For similar reasons, it cannot be said that the declaratory claim in Count I substantially predominates over the § 1983 claim in Count II. If anything, these claims run parallel to each other and are not "predominantly distinct in scope." See Gold v. Local 7 United Food & Commercial Workers Union, 159 F.3d 1307, 1310-11 (10th Cir. 1998), overruled on other grounds by Styskal v. Weld Cnty. Bd. of Comm'rs, 365 F.3d 855 (10th Cir. 2004).
Morrow also questions whether this Court can exercise jurisdiction at all over its New Mexico Declaratory Judgment Act claim, positing that N.M.S.A. 1978, § 44-6-2 limits jurisdiction over such claims to state district courts. Morrow does not dispute that the Court has jurisdiction over his § 1983 claim, and it concedes in its motion that its state-law claims are so related to Count II that it "form[s] part of the same case or controversy." 28 U.S.C. § 1367(a). As such, Morrow's argument has no merit and the Court will not decline to exercise jurisdiction over Count I.

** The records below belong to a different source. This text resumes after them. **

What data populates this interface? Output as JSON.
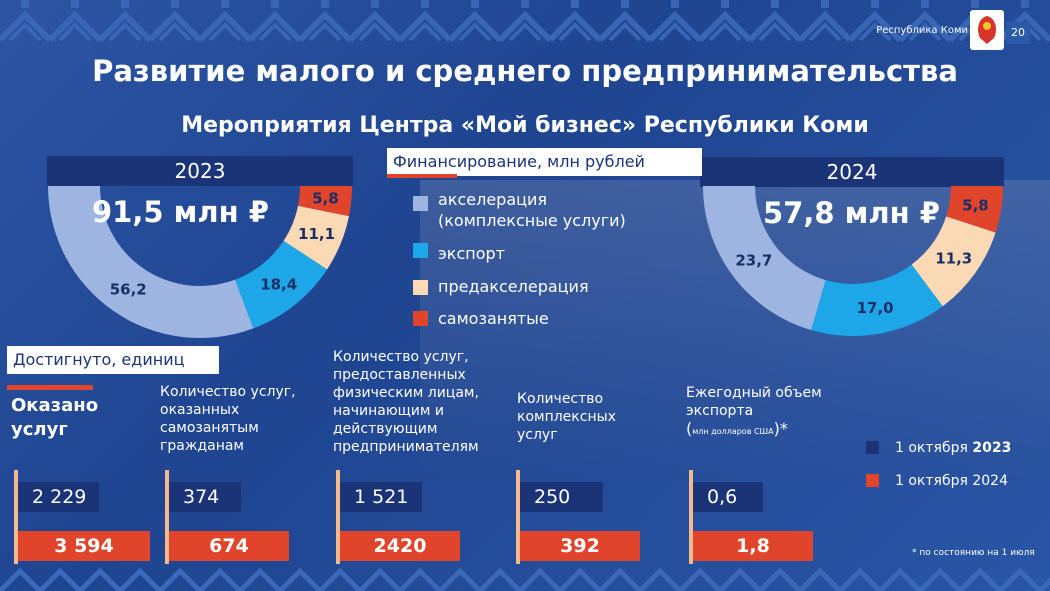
{
  "header": {
    "region": "Республика Коми",
    "page_number": "20"
  },
  "title": "Развитие малого и среднего предпринимательства",
  "subtitle": "Мероприятия Центра «Мой бизнес» Республики Коми",
  "financing_label": "Финансирование, млн рублей",
  "colors": {
    "acceleration": "#9db5e0",
    "export": "#1ea7e8",
    "preacceleration": "#fbd9b5",
    "selfemployed": "#e0452b",
    "dark": "#1b3477",
    "red": "#e0452b"
  },
  "chart_data": [
    {
      "type": "pie",
      "year": "2023",
      "total_label": "91,5 млн ₽",
      "slices": [
        {
          "name": "акселерация (комплексные услуги)",
          "value": 56.2,
          "label": "56,2"
        },
        {
          "name": "экспорт",
          "value": 18.4,
          "label": "18,4"
        },
        {
          "name": "предакселерация",
          "value": 11.1,
          "label": "11,1"
        },
        {
          "name": "самозанятые",
          "value": 5.8,
          "label": "5,8"
        }
      ]
    },
    {
      "type": "pie",
      "year": "2024",
      "total_label": "57,8 млн ₽",
      "slices": [
        {
          "name": "акселерация (комплексные услуги)",
          "value": 23.7,
          "label": "23,7"
        },
        {
          "name": "экспорт",
          "value": 17.0,
          "label": "17,0"
        },
        {
          "name": "предакселерация",
          "value": 11.3,
          "label": "11,3"
        },
        {
          "name": "самозанятые",
          "value": 5.8,
          "label": "5,8"
        }
      ]
    },
    {
      "type": "bar",
      "categories": [
        "Оказано услуг",
        "Количество услуг, оказанных самозанятым гражданам",
        "Количество услуг, предоставленных физическим лицам, начинающим и действующим предпринимателям",
        "Количество комплексных услуг",
        "Ежегодный объем экспорта (млн долларов США)*"
      ],
      "series": [
        {
          "name": "1 октября 2023",
          "values": [
            2229,
            374,
            1521,
            250,
            0.6
          ],
          "labels": [
            "2 229",
            "374",
            "1 521",
            "250",
            "0,6"
          ]
        },
        {
          "name": "1 октября 2024",
          "values": [
            3594,
            674,
            2420,
            392,
            1.8
          ],
          "labels": [
            "3 594",
            "674",
            "2420",
            "392",
            "1,8"
          ]
        }
      ]
    }
  ],
  "legend": [
    "акселерация",
    "(комплексные услуги)",
    "экспорт",
    "предакселерация",
    "самозанятые"
  ],
  "achieved_label": "Достигнуто, единиц",
  "columns": {
    "services_total": "Оказано услуг",
    "selfemployed": "Количество услуг, оказанных самозанятым гражданам",
    "individuals": "Количество услуг, предоставленных физическим лицам, начинающим и действующим предпринимателям",
    "complex": "Количество комплексных услуг",
    "export_title": "Ежегодный объем экспорта",
    "export_unit_open": "(",
    "export_unit": "млн долларов США",
    "export_unit_close": ")*"
  },
  "bar_legend": {
    "s2023_a": "1 октября ",
    "s2023_b": "2023",
    "s2024": "1 октября 2024"
  },
  "footnote": "* по состоянию на 1 июля"
}
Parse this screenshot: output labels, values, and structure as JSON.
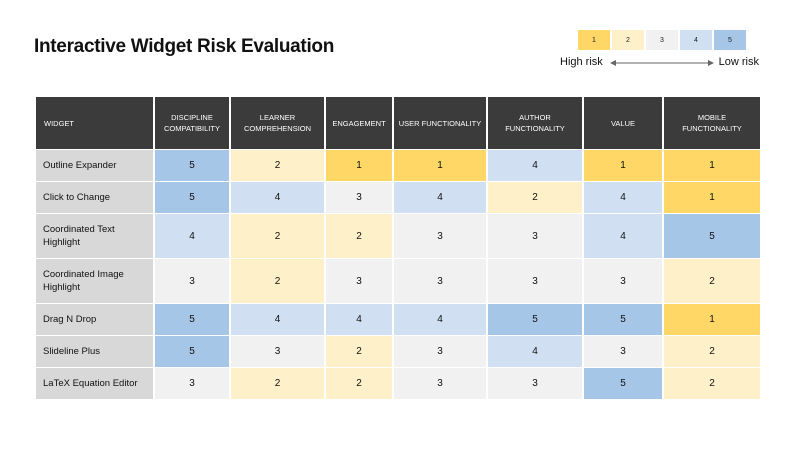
{
  "title": "Interactive Widget Risk Evaluation",
  "legend": {
    "swatches": [
      {
        "label": "1",
        "color": "#fed767"
      },
      {
        "label": "2",
        "color": "#fef1c9"
      },
      {
        "label": "3",
        "color": "#f1f1f1"
      },
      {
        "label": "4",
        "color": "#d0dff1"
      },
      {
        "label": "5",
        "color": "#a6c6e7"
      }
    ],
    "high_label": "High risk",
    "low_label": "Low risk",
    "arrow": "←————————→"
  },
  "table": {
    "headers": [
      "WIDGET",
      "DISCIPLINE COMPATIBILITY",
      "LEARNER COMPREHENSION",
      "ENGAGEMENT",
      "USER FUNCTIONALITY",
      "AUTHOR FUNCTIONALITY",
      "VALUE",
      "MOBILE FUNCTIONALITY"
    ],
    "rows": [
      {
        "widget": "Outline Expander",
        "values": [
          "5",
          "2",
          "1",
          "1",
          "4",
          "1",
          "1"
        ]
      },
      {
        "widget": "Click to Change",
        "values": [
          "5",
          "4",
          "3",
          "4",
          "2",
          "4",
          "1"
        ]
      },
      {
        "widget": "Coordinated Text Highlight",
        "values": [
          "4",
          "2",
          "2",
          "3",
          "3",
          "4",
          "5"
        ]
      },
      {
        "widget": "Coordinated Image Highlight",
        "values": [
          "3",
          "2",
          "3",
          "3",
          "3",
          "3",
          "2"
        ]
      },
      {
        "widget": "Drag N Drop",
        "values": [
          "5",
          "4",
          "4",
          "4",
          "5",
          "5",
          "1"
        ]
      },
      {
        "widget": "Slideline Plus",
        "values": [
          "5",
          "3",
          "2",
          "3",
          "4",
          "3",
          "2"
        ]
      },
      {
        "widget": "LaTeX Equation Editor",
        "values": [
          "3",
          "2",
          "2",
          "3",
          "3",
          "5",
          "2"
        ]
      }
    ]
  }
}
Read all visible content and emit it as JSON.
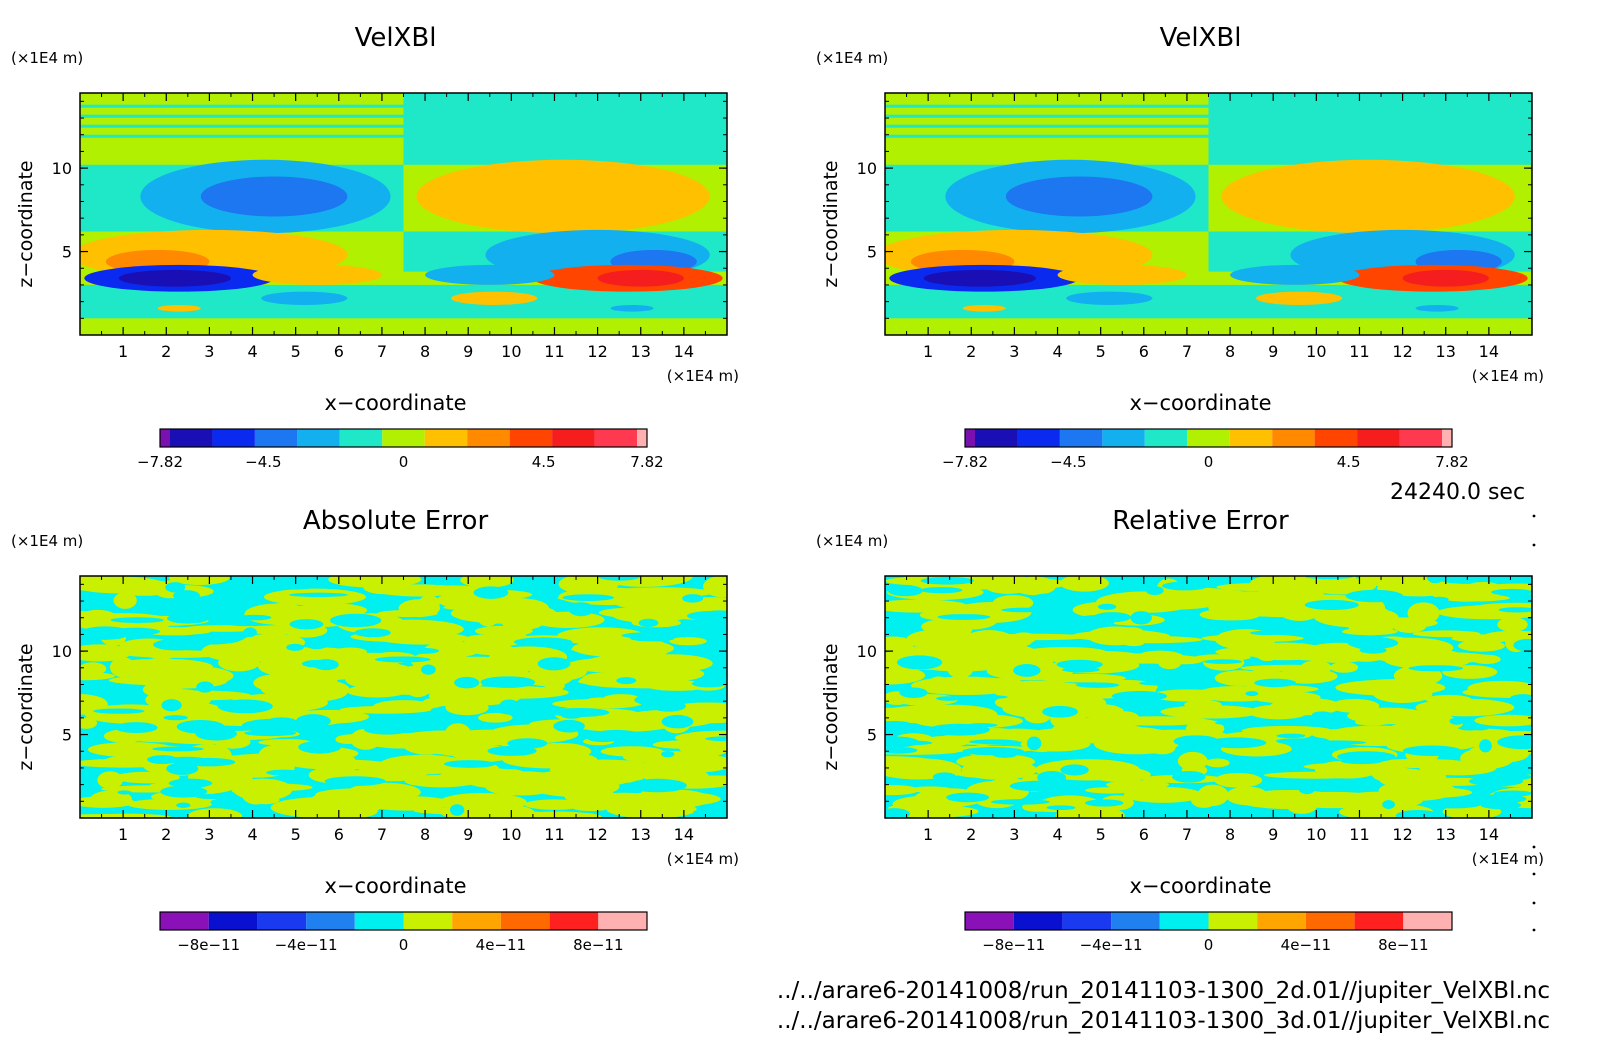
{
  "time_label": "24240.0 sec",
  "files": [
    "../../arare6-20141008/run_20141103-1300_2d.01//jupiter_VelXBl.nc",
    "../../arare6-20141008/run_20141103-1300_3d.01//jupiter_VelXBl.nc"
  ],
  "chart_data": [
    {
      "type": "heatmap",
      "title": "VelXBl",
      "xlabel": "x−coordinate",
      "ylabel": "z−coordinate",
      "x_unit": "(×1E4 m)",
      "y_unit": "(×1E4 m)",
      "xlim": [
        0,
        15
      ],
      "ylim": [
        0,
        14.5
      ],
      "x_ticks": [
        "1",
        "2",
        "3",
        "4",
        "5",
        "6",
        "7",
        "8",
        "9",
        "10",
        "11",
        "12",
        "13",
        "14"
      ],
      "y_ticks": [
        "5",
        "10"
      ],
      "colorbar": {
        "colors": [
          "#7a10b0",
          "#1a0fb4",
          "#0a2af0",
          "#1d77f0",
          "#13b0f0",
          "#1ee8c8",
          "#b0f000",
          "#ffc000",
          "#ff8a00",
          "#ff4500",
          "#f51d1d",
          "#ff3a50",
          "#ffb0b0"
        ],
        "tick_labels": [
          "−7.82",
          "−4.5",
          "0",
          "4.5",
          "7.82"
        ],
        "range": [
          -7.82,
          7.82
        ]
      }
    },
    {
      "type": "heatmap",
      "title": "VelXBl",
      "xlabel": "x−coordinate",
      "ylabel": "z−coordinate",
      "x_unit": "(×1E4 m)",
      "y_unit": "(×1E4 m)",
      "xlim": [
        0,
        15
      ],
      "ylim": [
        0,
        14.5
      ],
      "x_ticks": [
        "1",
        "2",
        "3",
        "4",
        "5",
        "6",
        "7",
        "8",
        "9",
        "10",
        "11",
        "12",
        "13",
        "14"
      ],
      "y_ticks": [
        "5",
        "10"
      ],
      "colorbar": {
        "colors": [
          "#7a10b0",
          "#1a0fb4",
          "#0a2af0",
          "#1d77f0",
          "#13b0f0",
          "#1ee8c8",
          "#b0f000",
          "#ffc000",
          "#ff8a00",
          "#ff4500",
          "#f51d1d",
          "#ff3a50",
          "#ffb0b0"
        ],
        "tick_labels": [
          "−7.82",
          "−4.5",
          "0",
          "4.5",
          "7.82"
        ],
        "range": [
          -7.82,
          7.82
        ]
      }
    },
    {
      "type": "heatmap",
      "title": "Absolute Error",
      "xlabel": "x−coordinate",
      "ylabel": "z−coordinate",
      "x_unit": "(×1E4 m)",
      "y_unit": "(×1E4 m)",
      "xlim": [
        0,
        15
      ],
      "ylim": [
        0,
        14.5
      ],
      "x_ticks": [
        "1",
        "2",
        "3",
        "4",
        "5",
        "6",
        "7",
        "8",
        "9",
        "10",
        "11",
        "12",
        "13",
        "14"
      ],
      "y_ticks": [
        "5",
        "10"
      ],
      "colorbar": {
        "colors": [
          "#8a10b8",
          "#0a10d0",
          "#1a3af0",
          "#2080f0",
          "#00f0f0",
          "#c8f000",
          "#ffa500",
          "#ff6a00",
          "#ff2020",
          "#ffb0b0"
        ],
        "tick_labels": [
          "−8e−11",
          "−4e−11",
          "0",
          "4e−11",
          "8e−11"
        ],
        "range": [
          -1e-10,
          1e-10
        ]
      }
    },
    {
      "type": "heatmap",
      "title": "Relative Error",
      "xlabel": "x−coordinate",
      "ylabel": "z−coordinate",
      "x_unit": "(×1E4 m)",
      "y_unit": "(×1E4 m)",
      "xlim": [
        0,
        15
      ],
      "ylim": [
        0,
        14.5
      ],
      "x_ticks": [
        "1",
        "2",
        "3",
        "4",
        "5",
        "6",
        "7",
        "8",
        "9",
        "10",
        "11",
        "12",
        "13",
        "14"
      ],
      "y_ticks": [
        "5",
        "10"
      ],
      "colorbar": {
        "colors": [
          "#8a10b8",
          "#0a10d0",
          "#1a3af0",
          "#2080f0",
          "#00f0f0",
          "#c8f000",
          "#ffa500",
          "#ff6a00",
          "#ff2020",
          "#ffb0b0"
        ],
        "tick_labels": [
          "−8e−11",
          "−4e−11",
          "0",
          "4e−11",
          "8e−11"
        ],
        "range": [
          -1e-10,
          1e-10
        ]
      }
    }
  ]
}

Finally, Count III alleges that Defendants violated their participation agreement with Morrow by suspending Morrow's payments indefinitely and failing to first afford it a provider hearing. Though Morrow asserts that this state-law claim is sufficiently novel or complex, and that it substantially predominates over Count II, so as to warrant a decline of supplemental jurisdiction, Morrow does not develop these arguments any further. "The [C]ourt will not consider such issues adverted to in a perfunctory manner, unaccompanied by some effort at developed argumentation." See United States v. Wooten, 377 F.3d 1134, 1145 (10th Cir. 2004). If it were to do so, however, the Court would deny Morrow's request for substantially the same reasons discussed with respect to Count I.
CONCLUSION
For the foregoing reasons, Morrow's Motion to Remand, (Doc. 5), is DENIED.